Postby M_to_the_G » Fri Jul 12, 2013 10:00 am

Okay, I've thought about this a bit more and tweaked my AA plan from my earlier plan:

1. Changed U.S. Stock balance to 70/30 vice 80/20 Large Cap/Small & Mid Cap
2. Kept VTSAX exclusively in taxable and exchanged it for VFIAX in ROTH to avoid potential wash sales (and adjusted TSP C and S contributions commensurately to keep U.S. stock at 70/30)
3. Reduced International Stock holdings to 15% vice 20%

(NOTE: The below total percentages are off by +/- 1% due to rounding down/up for whole numbers.)


Taxable at Vanguard -- 32%
17% (VTSAX) Vanguard Total Stock Market Index Fund Admiral Shares (0.05%)
15% (VTIAX) Vanguard Total International Stock Index Fund Admiral Shares (0.18%)

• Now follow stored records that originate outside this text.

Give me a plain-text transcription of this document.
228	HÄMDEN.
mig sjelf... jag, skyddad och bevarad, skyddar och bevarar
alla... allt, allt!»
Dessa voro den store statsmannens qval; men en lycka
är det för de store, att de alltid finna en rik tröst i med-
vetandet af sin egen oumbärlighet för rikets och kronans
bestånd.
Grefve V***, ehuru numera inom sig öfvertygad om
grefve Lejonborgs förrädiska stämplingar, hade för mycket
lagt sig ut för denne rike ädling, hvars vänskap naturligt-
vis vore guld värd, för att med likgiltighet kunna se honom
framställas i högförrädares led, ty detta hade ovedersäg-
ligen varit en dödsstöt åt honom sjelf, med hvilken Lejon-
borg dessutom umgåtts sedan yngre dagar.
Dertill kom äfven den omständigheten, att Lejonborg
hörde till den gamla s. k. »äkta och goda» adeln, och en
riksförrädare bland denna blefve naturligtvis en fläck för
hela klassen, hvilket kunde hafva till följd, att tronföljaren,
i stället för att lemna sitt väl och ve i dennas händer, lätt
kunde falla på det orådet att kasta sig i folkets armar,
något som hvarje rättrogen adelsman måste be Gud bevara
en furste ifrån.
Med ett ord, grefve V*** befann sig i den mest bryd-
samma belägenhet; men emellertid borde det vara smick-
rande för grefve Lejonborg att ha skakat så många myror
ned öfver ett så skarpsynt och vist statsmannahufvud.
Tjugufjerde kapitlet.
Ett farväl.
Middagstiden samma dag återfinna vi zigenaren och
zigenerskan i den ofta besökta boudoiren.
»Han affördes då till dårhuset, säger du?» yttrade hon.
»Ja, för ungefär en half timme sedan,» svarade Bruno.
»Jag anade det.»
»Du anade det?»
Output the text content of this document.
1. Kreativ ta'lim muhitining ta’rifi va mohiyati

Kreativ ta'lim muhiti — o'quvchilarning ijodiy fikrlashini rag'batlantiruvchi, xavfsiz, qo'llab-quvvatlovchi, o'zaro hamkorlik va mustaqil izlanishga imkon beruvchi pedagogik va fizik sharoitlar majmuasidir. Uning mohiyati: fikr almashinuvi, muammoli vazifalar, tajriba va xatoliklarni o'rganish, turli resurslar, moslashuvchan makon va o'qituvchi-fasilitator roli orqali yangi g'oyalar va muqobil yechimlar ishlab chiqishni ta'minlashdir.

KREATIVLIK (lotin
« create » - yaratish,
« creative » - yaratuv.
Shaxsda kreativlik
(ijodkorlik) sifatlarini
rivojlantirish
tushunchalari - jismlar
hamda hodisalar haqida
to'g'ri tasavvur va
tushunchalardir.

Thrift Savings Plan -- 56%
23% C Fund (0.025%)
13% S Fund (0.024%)
10% F Fund (0.024%)
10% G Fund (0.025%)

Roth IRA at Vanguard -- 13%
8% (VFIAX) Vanguard 500 Index Fund Admiral Shares (0.05%)
5
% (VGSIX) Vanguard REIT Index Fund Investor Shares (0.24%)

Total AA -- 100%
42% U.S. Large Cap Stock
18% U.S. Small & Mid Cap Stock
15% International Stock
10% U.S. Bond
10% TSP G Fund
5% REIT


Thoughts and suggestions highly welcome!